As a market manager of a company, you would like to characterize the buying habits of customers who can purchase items priced at no less than $100; with respect to the customer’s age, type of item purchased, and the place where the item was purchased. You would like to know the percentage of customers having that characteristic. In particular, you are only interested in purchases made in Canada, and paid with an American Express credit card.
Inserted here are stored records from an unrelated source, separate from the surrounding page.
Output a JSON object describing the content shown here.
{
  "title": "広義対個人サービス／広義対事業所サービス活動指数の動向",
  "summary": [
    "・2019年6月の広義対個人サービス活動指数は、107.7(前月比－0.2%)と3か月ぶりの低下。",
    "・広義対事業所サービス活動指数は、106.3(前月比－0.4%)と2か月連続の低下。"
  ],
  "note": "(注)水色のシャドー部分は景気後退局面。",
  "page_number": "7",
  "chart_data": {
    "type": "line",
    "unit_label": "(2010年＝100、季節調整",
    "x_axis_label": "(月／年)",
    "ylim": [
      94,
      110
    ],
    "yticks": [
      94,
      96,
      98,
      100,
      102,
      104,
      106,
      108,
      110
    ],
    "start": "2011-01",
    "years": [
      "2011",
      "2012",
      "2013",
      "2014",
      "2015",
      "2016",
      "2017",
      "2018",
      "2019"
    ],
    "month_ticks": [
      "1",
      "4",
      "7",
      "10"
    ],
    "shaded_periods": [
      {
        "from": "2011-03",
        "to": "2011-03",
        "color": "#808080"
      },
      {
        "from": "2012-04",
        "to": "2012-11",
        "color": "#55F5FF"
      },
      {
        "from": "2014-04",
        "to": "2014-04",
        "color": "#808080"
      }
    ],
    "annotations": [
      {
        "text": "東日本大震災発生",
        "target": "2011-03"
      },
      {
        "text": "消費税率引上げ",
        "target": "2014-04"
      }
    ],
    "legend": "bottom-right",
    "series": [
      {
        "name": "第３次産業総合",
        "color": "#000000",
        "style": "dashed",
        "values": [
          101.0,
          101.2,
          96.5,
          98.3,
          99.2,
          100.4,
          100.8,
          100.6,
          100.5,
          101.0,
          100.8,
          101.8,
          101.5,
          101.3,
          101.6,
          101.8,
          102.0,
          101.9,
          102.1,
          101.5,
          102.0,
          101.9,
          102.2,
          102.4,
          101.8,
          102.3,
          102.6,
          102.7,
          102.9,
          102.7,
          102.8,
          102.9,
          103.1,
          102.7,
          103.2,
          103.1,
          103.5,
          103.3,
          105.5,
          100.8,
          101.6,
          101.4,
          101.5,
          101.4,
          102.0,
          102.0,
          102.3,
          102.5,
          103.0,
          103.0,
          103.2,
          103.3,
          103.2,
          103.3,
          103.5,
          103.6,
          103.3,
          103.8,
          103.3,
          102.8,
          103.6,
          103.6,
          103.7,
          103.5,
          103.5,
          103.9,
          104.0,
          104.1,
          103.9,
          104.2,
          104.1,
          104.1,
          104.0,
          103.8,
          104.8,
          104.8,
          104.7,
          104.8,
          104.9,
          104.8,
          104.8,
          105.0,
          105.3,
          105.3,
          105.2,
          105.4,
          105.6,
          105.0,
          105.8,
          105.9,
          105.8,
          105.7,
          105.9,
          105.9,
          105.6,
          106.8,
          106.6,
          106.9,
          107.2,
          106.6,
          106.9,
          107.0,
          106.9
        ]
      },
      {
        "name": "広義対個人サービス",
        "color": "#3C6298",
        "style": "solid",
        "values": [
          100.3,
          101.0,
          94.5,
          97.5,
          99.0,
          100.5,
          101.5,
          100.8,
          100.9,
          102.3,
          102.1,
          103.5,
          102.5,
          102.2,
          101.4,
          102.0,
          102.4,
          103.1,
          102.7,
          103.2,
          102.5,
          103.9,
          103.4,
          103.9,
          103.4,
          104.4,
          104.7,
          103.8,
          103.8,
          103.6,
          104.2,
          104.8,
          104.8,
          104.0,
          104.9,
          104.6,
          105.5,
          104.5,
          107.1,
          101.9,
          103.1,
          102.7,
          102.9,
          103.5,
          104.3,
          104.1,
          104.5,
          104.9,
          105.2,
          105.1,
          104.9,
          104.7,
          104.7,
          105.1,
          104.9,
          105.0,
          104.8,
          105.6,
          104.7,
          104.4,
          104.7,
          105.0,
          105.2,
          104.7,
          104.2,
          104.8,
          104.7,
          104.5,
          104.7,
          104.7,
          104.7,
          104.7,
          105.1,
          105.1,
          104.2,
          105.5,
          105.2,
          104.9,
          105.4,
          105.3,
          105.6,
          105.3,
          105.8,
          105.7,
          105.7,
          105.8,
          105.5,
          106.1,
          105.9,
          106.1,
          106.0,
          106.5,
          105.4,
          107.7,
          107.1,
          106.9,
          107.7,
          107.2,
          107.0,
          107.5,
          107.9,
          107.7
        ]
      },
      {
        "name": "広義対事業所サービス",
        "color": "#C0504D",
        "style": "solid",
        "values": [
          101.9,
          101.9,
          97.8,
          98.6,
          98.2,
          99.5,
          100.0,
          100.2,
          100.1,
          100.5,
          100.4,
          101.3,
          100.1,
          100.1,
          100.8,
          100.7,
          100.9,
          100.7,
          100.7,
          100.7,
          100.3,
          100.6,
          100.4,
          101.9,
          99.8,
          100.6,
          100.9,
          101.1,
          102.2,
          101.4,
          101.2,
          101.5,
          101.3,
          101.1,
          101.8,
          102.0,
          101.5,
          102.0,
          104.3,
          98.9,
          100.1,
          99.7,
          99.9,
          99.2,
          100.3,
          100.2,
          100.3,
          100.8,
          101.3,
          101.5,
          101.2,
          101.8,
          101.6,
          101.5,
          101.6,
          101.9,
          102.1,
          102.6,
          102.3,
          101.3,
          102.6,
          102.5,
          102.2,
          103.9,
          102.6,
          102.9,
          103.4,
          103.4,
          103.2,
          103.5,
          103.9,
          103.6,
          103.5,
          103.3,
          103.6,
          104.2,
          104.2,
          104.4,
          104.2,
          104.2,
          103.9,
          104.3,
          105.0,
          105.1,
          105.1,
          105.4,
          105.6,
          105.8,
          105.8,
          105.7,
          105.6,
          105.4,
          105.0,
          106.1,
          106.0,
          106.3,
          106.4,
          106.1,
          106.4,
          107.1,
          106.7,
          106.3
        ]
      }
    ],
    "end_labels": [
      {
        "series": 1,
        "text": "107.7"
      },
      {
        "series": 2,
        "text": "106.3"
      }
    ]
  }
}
You would like to view the resulting descriptions in the form of a table.
use database AllElectronics_db
use hierarchy location_hierarchy for B.address
mine characteristics as customerPurchasing
analyze count%
in relevance to C.age,I.type,I.place_made
from customer C, item I, purchase P, items_sold S, branch B
where I.item_ID = S.item_ID and P.cust_ID = C.cust_ID and
P.method_paid = "AmEx" and B.address = "Canada" and I.price ≥ 100
with noise threshold = 5%
display as table
Data Mining Languages Standardization
标准化数据挖掘语言将服务以下目的 −
Standardizing the Data Mining Languages will serve the following purposes −
-
Helps systematic development of data mining solutions.
-
Improves interoperability among multiple data mining systems and functions.
-
Promotes education and rapid learning.
-
Promotes the use of data mining systems in industry and society.